Sunday, 12 January 2020

Rsync Backup System [5]: Ongoing Backup Journey

Since writing the first four articles on this topic, I have not yet figured out how to implement an incremental backup strategy, and so I am still doing only the full backup every few months. Hence right now I am doing my first full backup of mainpc for three months.

The first issue that has come up is zfs saying there are no pools available on the server that mounts the backup disks and runs the backup. This apparently is because zpool is not designed with removable disks in mind, even though they have been unmounted prior to removal. After a lot of head scratching trying to figure out how to get zfs to recognise the previously created pool on the removable disk I had inserted for the backup, I eventually stumbled across the zpool import command. Once that was issued the pool was said to be online and the zfs set mountpoint command could be issued:

zfs set mountpoint=/mnt/backup/fullbackup mpcbkup2

At that point I could go to the mount path and work with the contents of the disk.
One possibility for this issue could be that the disk is physically in a different path on the computer than the one it was created in. A key factor is that zfs appears to be designed primarily to work with /dev/sdx device paths. We already know that for regular disk mounting we can use UUIDs to get around the problem of the device path /dev/sdx changing at the whim of the operating system at boot time, which actually does happen. For some reason or other the backup disk in this instance was at /dev/sdh when it may have originally been in a zpool mounted at /dev/sdb according to the earlier articles I wrote. At any rate, using the import command can bring the zpool back to life. Perhaps there is a need to have a command that suspends a zpool when the disk is taken offline, since it appears to be necessary to do more than unmount the disk.

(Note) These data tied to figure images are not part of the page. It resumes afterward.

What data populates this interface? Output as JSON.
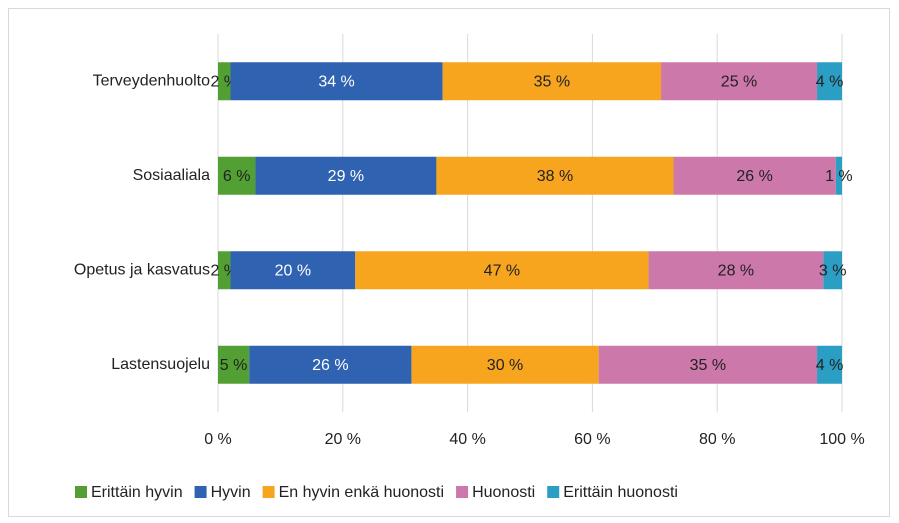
{
  "chart_data": {
    "type": "stacked_barh",
    "categories": [
      "Terveydenhuolto",
      "Sosiaaliala",
      "Opetus ja kasvatus",
      "Lastensuojelu"
    ],
    "series": [
      {
        "name": "Erittäin hyvin",
        "color": "#52a034",
        "label_color": "#222222",
        "values": [
          2,
          6,
          2,
          5
        ],
        "value_labels": [
          "2 %",
          "6 %",
          "2 %",
          "5 %"
        ]
      },
      {
        "name": "Hyvin",
        "color": "#2f62b0",
        "label_color": "#ffffff",
        "values": [
          34,
          29,
          20,
          26
        ],
        "value_labels": [
          "34 %",
          "29 %",
          "20 %",
          "26 %"
        ]
      },
      {
        "name": "En hyvin enkä huonosti",
        "color": "#f7a51e",
        "label_color": "#222222",
        "values": [
          35,
          38,
          47,
          30
        ],
        "value_labels": [
          "35 %",
          "38 %",
          "47 %",
          "30 %"
        ]
      },
      {
        "name": "Huonosti",
        "color": "#cc78aa",
        "label_color": "#222222",
        "values": [
          25,
          26,
          28,
          35
        ],
        "value_labels": [
          "25 %",
          "26 %",
          "28 %",
          "35 %"
        ]
      },
      {
        "name": "Erittäin huonosti",
        "color": "#2b9ec3",
        "label_color": "#222222",
        "values": [
          4,
          1,
          3,
          4
        ],
        "value_labels": [
          "4 %",
          "1 %",
          "3 %",
          "4 %"
        ]
      }
    ],
    "xlim": [
      0,
      100
    ],
    "xticks": [
      {
        "value": 0,
        "label": "0 %"
      },
      {
        "value": 20,
        "label": "20 %"
      },
      {
        "value": 40,
        "label": "40 %"
      },
      {
        "value": 60,
        "label": "60 %"
      },
      {
        "value": 80,
        "label": "80 %"
      },
      {
        "value": 100,
        "label": "100 %"
      }
    ],
    "grid": true,
    "legend": "bottom"
  }
}
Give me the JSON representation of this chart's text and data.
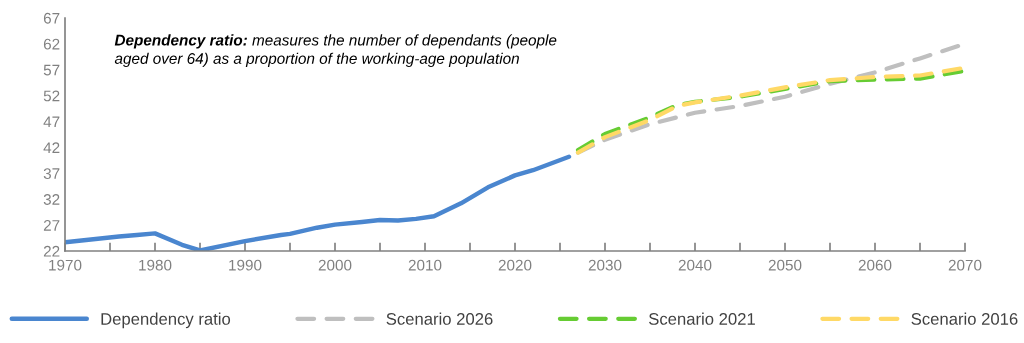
{
  "chart_data": {
    "type": "line",
    "annotations": [
      "Dependency ratio: measures the number of dependants (people\naged over 64) as a proportion of the working-age population"
    ],
    "series": [
      {
        "name": "Dependency ratio",
        "color": "#4a86cf",
        "line_style": "solid",
        "x": [
          1970,
          1976,
          1978,
          1980,
          1983,
          1985,
          1990,
          1994,
          1995,
          1998,
          2000,
          2003,
          2005,
          2007,
          2009,
          2011,
          2014,
          2017,
          2020,
          2022,
          2026
        ],
        "values": [
          23.7,
          24.8,
          25.1,
          25.4,
          23.2,
          22.1,
          23.9,
          25.1,
          25.3,
          26.5,
          27.1,
          27.6,
          28.0,
          27.9,
          28.2,
          28.7,
          31.2,
          34.3,
          36.6,
          37.6,
          40.2
        ]
      },
      {
        "name": "Scenario 2026",
        "color": "#bfbfbf",
        "line_style": "dashed",
        "x": [
          2027,
          2030,
          2035,
          2040,
          2045,
          2050,
          2055,
          2060,
          2065,
          2070
        ],
        "values": [
          41.0,
          43.5,
          46.5,
          48.7,
          50.0,
          51.8,
          54.3,
          56.5,
          59.2,
          62.0
        ]
      },
      {
        "name": "Scenario 2021",
        "color": "#66cc33",
        "line_style": "dashed",
        "x": [
          2027,
          2030,
          2035,
          2038,
          2040,
          2045,
          2050,
          2055,
          2060,
          2065,
          2070
        ],
        "values": [
          41.5,
          44.6,
          47.8,
          50.2,
          50.8,
          51.8,
          53.3,
          54.8,
          55.1,
          55.3,
          56.8
        ]
      },
      {
        "name": "Scenario 2016",
        "color": "#ffd966",
        "line_style": "dashed",
        "x": [
          2027,
          2030,
          2035,
          2038,
          2040,
          2045,
          2050,
          2055,
          2060,
          2065,
          2070
        ],
        "values": [
          41.0,
          44.0,
          47.3,
          50.0,
          50.7,
          52.0,
          53.6,
          55.0,
          55.6,
          55.9,
          57.4
        ]
      }
    ],
    "xlim": [
      1970,
      2070
    ],
    "xticks": [
      1970,
      {
        "value": 1975,
        "label": null
      },
      1980,
      {
        "value": 1985,
        "label": null
      },
      1990,
      {
        "value": 1995,
        "label": null
      },
      2000,
      {
        "value": 2005,
        "label": null
      },
      2010,
      {
        "value": 2015,
        "label": null
      },
      2020,
      {
        "value": 2025,
        "label": null
      },
      2030,
      {
        "value": 2035,
        "label": null
      },
      2040,
      {
        "value": 2045,
        "label": null
      },
      2050,
      {
        "value": 2055,
        "label": null
      },
      2060,
      {
        "value": 2065,
        "label": null
      },
      2070
    ],
    "ylim": [
      22,
      67
    ],
    "yticks": [
      22,
      27,
      32,
      37,
      42,
      47,
      52,
      57,
      62,
      67
    ],
    "grid": false,
    "legend": "bottom",
    "marker": "none"
  }
}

I looked into this further and after considering the options, the best command to use is
zpool export mpcbkup2

This command basically closes down the pool for it to be removed from the system. The system will then report that no pools are available. The next time we need to use it, it can be imported back into the system and then mounted as above. 

I also need to buy another backup disk for ensuring each major server has two full backup volumes. At the moment I don't have enough disks to assure this. It will only cost about $100 to get another 2 TB disk.

The lingering question of course is how to detect which files were backed up on which date and therefore which files need to be backed up incrementally. To make any progress with this, the very first step is to find out if rsync can log the files that have been successfully backed up, and find some way of automatically scanning the log for the names of files, and then store them somewhere (for example, an SQLite database). Another option is to find some way of having rsync only back up files that have been modified after the date of the last full backup. So far I actually haven't spent nearly any time at all thinking too much about these options, because the simplest solution by far would be to have some sort of command or script that handles this completely automatically. Linux lacks the file modification flag that is implemented in Windows (the archive bit). People explain this away by saying the FS has superior capabilities and that a file modification bit is a very crude capability, but it still isn't possible to get around the fact that being able to reset that flag after each backup, and then being able to scan for files where it has been set again, are very easy to implement. In Linux there is no easy way of being able to record that information unless you store a date somewhere for each file and then scan against those dates. I explored the possibility of writing an extended attribute for a file, the question there is where this data is stored as we do not want to modify the file itself. So I hope to spend more time over the next month or so exploring these issues further.

I am currently trialling having a log file produced and using this form of the rsync command:

rsync -arXvz --progress --delete backupuser@192.168.x.y:/home/patrick/ /mnt/backup/fullbackup/patrick --log-file=/home/patrick/rsync.log --log-file-format "mainpc|%f|%M|%l|%b|%o|%U"

The only issue to date with it is there is supposed to be a %a option but that is not being recognised so having the remote IP address logged is not available so the script has been customised to output the actual remote computer name as a literal.  The rest of the information is logged in the format and the pipe characters can be used as delimiters to separate the parameters. So I have made some progress on this issue and now the question is how to use the information to analyse what is needed for future backups.

With the backup of mainpc I wiped the disk first, but for serverpc I chose to send the data to the existing backup which means it can run a lot faster because it is not transferring every single piece of data to the disk. So that option should speed up the backup and using the --delete option will remove files on the disk that are no longer present in the source directory.

I have to set up mediapc to be able to back itself up, which will be implemented as a "backupuser" account that is logged on to in the terminal virtual console, and then runs the backup for mediapc locally with read permissions to the source files/folders.

An option for progressing the backups is simply to use the full backup disks to create the incrementals as well, but this is possibly going to need bigger disks. The advantage is that rsync can handle this by default with the incrementals pushed into a separate directory. I would want to have possibly three backup disks for each comptuer, which brings the need to buy more disks.

At any rate this will take some time to devise. Another alternative is separate incremental disks, with a second removable disk caddy installed in this computer, so that it can backup to a completely separate disk. This does have the advantage of not requiring new disks, and keeping the full and incremental backups separate.